3. La legge evangelica è una legge di amore. Perciò non si
deve incutere timore con i castighi a coloro che compiono il bene per amore, e
che soli propriamente appartengono al Vangelo, ma soltanto a quelli che
non sono portati al bene per amore, e che sebbene appartengano alla Chiesa
perché accrescono il «numero» dei fedeli, tuttavia non ne accrescono il
«merito» [cf. Agost., In Ioh. ev. tract. 61].
4. Le ingiurie personali talora ricadono su Dio e sulla
Chiesa: e allora si è tenuti a vendicarle.Come è evidente nel caso di Elia
[2 Re 1, 9 ss.], il quale fece discendere il fuoco su coloro che erano
venuti a catturarlo. E anche Eliseo [2 Re 2, 23 s.] lanciò la maledizione sui
fanciulli che lo schernivano.
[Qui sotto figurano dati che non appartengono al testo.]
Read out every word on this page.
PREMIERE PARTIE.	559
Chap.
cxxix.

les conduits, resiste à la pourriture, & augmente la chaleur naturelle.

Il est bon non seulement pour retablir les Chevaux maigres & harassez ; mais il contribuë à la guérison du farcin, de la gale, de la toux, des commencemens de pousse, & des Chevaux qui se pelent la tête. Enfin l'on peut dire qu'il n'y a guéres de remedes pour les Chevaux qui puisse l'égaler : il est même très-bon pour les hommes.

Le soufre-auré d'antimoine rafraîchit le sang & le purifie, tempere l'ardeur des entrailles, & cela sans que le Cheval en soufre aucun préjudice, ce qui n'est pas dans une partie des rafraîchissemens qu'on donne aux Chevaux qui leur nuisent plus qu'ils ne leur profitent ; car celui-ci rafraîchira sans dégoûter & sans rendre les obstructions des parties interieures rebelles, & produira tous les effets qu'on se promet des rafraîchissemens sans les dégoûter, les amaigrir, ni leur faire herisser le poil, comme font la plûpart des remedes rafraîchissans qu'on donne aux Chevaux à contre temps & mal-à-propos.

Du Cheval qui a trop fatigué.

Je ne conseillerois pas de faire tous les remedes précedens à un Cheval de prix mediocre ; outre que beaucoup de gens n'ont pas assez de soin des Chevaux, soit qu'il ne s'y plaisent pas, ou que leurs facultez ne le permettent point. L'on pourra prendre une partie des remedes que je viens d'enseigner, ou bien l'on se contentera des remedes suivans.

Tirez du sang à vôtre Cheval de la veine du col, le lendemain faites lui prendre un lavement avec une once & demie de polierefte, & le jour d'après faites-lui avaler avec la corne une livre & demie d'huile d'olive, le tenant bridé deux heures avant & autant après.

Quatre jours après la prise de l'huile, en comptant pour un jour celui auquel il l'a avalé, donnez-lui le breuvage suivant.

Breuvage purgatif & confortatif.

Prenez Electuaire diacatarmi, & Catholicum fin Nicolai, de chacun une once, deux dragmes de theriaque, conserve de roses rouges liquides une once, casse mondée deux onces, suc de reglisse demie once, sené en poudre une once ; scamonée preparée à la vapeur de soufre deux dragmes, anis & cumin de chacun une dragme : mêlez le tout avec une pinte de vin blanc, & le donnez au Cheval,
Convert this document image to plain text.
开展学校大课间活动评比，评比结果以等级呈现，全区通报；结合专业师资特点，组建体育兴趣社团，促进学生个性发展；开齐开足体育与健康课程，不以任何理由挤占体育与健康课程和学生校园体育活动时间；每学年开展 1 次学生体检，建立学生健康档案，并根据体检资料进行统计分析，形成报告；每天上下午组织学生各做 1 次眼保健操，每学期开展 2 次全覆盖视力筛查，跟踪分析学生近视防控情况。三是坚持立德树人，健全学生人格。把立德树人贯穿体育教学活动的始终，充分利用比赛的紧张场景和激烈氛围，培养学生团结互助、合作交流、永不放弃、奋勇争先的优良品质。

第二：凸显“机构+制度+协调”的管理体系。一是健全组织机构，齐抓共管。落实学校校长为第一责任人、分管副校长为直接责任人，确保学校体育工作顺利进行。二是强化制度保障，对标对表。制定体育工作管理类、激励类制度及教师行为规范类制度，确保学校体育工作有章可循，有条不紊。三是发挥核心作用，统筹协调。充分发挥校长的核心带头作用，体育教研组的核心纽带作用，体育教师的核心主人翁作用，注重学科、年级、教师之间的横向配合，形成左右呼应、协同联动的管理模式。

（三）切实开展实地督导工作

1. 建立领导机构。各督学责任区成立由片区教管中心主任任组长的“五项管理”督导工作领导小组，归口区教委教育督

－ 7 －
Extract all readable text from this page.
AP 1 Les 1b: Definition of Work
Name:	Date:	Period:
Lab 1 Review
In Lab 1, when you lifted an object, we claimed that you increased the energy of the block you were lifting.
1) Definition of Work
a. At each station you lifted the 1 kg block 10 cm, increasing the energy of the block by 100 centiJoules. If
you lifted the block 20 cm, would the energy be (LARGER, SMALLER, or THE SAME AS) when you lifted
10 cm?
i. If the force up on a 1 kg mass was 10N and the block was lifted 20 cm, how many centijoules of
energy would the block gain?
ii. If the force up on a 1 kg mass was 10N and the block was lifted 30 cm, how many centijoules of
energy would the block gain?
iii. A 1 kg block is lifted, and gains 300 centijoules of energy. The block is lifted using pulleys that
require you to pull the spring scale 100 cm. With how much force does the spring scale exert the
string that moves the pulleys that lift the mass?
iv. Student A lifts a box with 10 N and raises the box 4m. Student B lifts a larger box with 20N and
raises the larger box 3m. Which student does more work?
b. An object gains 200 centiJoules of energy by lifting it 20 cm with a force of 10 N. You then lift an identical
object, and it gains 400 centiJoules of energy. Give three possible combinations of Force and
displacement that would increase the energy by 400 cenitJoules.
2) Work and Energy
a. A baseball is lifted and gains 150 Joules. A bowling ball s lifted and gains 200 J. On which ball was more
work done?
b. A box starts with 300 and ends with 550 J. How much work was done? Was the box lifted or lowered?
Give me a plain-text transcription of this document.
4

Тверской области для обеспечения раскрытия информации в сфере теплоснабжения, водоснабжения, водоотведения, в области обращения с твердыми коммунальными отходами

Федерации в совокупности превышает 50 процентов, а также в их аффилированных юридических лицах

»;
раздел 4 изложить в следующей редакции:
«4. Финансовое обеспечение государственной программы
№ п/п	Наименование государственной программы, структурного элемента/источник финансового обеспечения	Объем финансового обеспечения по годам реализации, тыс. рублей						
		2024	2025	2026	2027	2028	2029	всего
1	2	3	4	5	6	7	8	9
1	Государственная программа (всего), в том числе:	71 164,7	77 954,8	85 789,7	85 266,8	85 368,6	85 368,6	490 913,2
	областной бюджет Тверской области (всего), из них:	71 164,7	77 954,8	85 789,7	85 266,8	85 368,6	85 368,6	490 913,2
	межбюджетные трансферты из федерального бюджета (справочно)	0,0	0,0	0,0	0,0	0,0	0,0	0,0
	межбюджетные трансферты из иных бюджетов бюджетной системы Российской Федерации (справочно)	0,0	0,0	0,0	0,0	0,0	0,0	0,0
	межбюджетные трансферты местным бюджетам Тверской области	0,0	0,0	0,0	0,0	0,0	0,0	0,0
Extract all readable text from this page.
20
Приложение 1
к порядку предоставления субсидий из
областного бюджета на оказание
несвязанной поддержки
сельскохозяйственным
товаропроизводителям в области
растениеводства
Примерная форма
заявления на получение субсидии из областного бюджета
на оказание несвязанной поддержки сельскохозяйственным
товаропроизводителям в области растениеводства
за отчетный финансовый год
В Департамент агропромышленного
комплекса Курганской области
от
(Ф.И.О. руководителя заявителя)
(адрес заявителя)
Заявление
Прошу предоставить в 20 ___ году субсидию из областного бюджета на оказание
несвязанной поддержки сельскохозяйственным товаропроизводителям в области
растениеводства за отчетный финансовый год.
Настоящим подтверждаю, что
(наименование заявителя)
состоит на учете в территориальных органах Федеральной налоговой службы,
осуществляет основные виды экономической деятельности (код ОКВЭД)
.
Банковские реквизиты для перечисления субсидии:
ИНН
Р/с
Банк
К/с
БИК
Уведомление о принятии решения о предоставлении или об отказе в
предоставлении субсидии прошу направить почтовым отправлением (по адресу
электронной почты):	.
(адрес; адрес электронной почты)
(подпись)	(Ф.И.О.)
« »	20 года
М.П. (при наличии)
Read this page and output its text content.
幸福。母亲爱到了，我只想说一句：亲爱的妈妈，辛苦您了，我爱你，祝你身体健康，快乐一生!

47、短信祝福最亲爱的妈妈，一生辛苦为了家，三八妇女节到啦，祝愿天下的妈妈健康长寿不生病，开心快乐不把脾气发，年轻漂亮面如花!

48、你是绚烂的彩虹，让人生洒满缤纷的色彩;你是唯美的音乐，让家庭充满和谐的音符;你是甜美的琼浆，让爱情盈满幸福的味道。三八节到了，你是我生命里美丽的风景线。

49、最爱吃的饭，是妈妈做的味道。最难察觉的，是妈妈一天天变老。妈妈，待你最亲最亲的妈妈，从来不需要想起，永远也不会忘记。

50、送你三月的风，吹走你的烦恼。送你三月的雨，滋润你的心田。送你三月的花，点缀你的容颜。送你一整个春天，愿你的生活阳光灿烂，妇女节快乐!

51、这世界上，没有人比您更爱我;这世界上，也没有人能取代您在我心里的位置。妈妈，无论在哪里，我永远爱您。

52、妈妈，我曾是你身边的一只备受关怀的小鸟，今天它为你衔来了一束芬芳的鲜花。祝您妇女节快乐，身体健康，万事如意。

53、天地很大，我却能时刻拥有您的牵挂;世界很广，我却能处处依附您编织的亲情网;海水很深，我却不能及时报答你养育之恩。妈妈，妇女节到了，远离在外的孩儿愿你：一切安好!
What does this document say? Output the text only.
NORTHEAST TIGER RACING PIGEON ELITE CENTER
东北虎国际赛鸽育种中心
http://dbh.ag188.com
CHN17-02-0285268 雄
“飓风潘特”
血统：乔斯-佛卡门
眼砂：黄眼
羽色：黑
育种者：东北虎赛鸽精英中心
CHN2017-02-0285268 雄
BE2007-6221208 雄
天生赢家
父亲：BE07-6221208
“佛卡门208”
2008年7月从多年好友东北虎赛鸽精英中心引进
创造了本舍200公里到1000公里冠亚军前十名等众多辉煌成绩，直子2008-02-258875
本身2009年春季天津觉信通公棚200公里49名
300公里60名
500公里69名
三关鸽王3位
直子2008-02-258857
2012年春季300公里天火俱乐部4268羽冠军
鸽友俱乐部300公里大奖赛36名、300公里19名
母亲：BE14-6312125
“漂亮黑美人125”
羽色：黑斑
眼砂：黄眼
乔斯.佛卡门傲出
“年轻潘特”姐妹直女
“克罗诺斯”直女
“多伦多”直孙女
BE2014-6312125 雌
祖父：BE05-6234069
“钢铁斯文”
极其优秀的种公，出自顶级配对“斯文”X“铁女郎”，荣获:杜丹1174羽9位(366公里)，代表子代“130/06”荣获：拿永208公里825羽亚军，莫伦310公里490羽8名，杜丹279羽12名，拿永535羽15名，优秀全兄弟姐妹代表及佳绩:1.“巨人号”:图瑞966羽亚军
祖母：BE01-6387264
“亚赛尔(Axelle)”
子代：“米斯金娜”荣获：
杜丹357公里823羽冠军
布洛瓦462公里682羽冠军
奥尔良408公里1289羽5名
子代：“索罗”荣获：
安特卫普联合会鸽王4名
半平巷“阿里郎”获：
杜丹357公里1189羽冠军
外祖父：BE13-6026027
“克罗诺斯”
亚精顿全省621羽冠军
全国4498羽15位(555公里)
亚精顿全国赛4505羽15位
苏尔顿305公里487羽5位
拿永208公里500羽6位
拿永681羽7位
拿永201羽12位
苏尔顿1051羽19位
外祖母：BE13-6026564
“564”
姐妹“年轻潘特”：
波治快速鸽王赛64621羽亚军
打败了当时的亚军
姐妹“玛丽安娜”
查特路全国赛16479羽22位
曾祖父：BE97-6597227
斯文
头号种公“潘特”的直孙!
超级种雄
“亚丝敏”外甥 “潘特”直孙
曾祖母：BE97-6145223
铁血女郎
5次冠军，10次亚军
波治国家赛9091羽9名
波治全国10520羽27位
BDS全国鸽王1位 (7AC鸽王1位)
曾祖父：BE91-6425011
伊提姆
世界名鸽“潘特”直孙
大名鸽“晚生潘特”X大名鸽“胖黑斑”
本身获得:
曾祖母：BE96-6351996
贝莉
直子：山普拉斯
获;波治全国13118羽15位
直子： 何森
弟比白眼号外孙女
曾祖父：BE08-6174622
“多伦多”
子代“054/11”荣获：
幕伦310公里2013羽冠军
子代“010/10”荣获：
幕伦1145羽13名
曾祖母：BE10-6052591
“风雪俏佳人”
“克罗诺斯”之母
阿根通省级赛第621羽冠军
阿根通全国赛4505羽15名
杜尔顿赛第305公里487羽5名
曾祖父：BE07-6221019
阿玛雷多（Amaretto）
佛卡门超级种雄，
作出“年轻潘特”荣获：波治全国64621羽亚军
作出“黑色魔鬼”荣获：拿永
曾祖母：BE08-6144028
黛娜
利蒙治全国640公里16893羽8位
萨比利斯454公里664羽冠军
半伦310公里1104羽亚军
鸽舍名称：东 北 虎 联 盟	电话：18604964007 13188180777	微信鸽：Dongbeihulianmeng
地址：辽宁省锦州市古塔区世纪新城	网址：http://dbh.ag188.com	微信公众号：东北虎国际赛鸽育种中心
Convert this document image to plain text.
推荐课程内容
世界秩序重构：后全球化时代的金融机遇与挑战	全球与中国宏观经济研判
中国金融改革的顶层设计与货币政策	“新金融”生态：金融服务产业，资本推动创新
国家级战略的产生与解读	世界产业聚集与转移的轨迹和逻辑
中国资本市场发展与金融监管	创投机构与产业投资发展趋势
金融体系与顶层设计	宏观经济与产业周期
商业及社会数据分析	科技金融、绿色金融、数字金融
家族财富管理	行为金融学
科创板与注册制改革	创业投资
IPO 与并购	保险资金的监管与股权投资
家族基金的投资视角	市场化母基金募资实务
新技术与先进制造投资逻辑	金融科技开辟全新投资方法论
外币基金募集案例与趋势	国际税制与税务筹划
Il Papa S. Silvestro poi [Decr. di Graz. 2, 23,
4, 30] scomunicò coloro che lo avevano mandato in esilio.Se invece l‘ingiuria
ricade esclusivamente sulla propria persona, allora essa va tollerata con
pazienza, se la cosa può giovare. Come spiega infatti S. Agostino [De
serm. Dom. in monte 1, cc. 19, 20], queste norme sulla pazienza sono da
intendersi come predisposizioni d‘animo in caso di bisogno. 5. Quando è tutto
il popolo che pecca, la vendetta va fatta su tutto il popolo, come furono
sommersi nel mar Rosso gli Egiziani che perseguitavano i figli d‘Israele [Es
14, 22 ss.], e come furono colpiti in blocco gli abitanti di Sodoma [Gen 19,
25]; oppure va colpito un numero rilevante di persone, come avvenne nel castigo
inflitto per l‘adorazione del vitello d‘oro [Es 32, 27 s.]. - Talora invece,
se si spera l‘emendamento di molti, la severità della vendetta deve colpire
pochi esponenti, la cui punizione incuta timore negli altri: come si legge nel
libro dei Numeri [25, 4] che il Signore comandò di impiccare i capi per il
peccato di tutto il popolo. Se invece il popolo non ha peccato in blocco, ma in
parte, allora, quando i colpevoli possono essere riconosciuti, la vendetta va
esercitata su di essi: se però il castigo è possibile senza pregiudizio degli
altri. Altrimenti si deve perdonare al popolo rinunciando alla severità. E lo
stesso si dica per il principe che rappresenta il popolo. Infatti il suo
peccato va tollerato, se non può essere punito senza scandalo dei sudditi: a
meno che non sia tale da nuocere al popolo, nell‘ordine spirituale o temporale,
più dello scandalo che potrebbe nascere dalla punizione.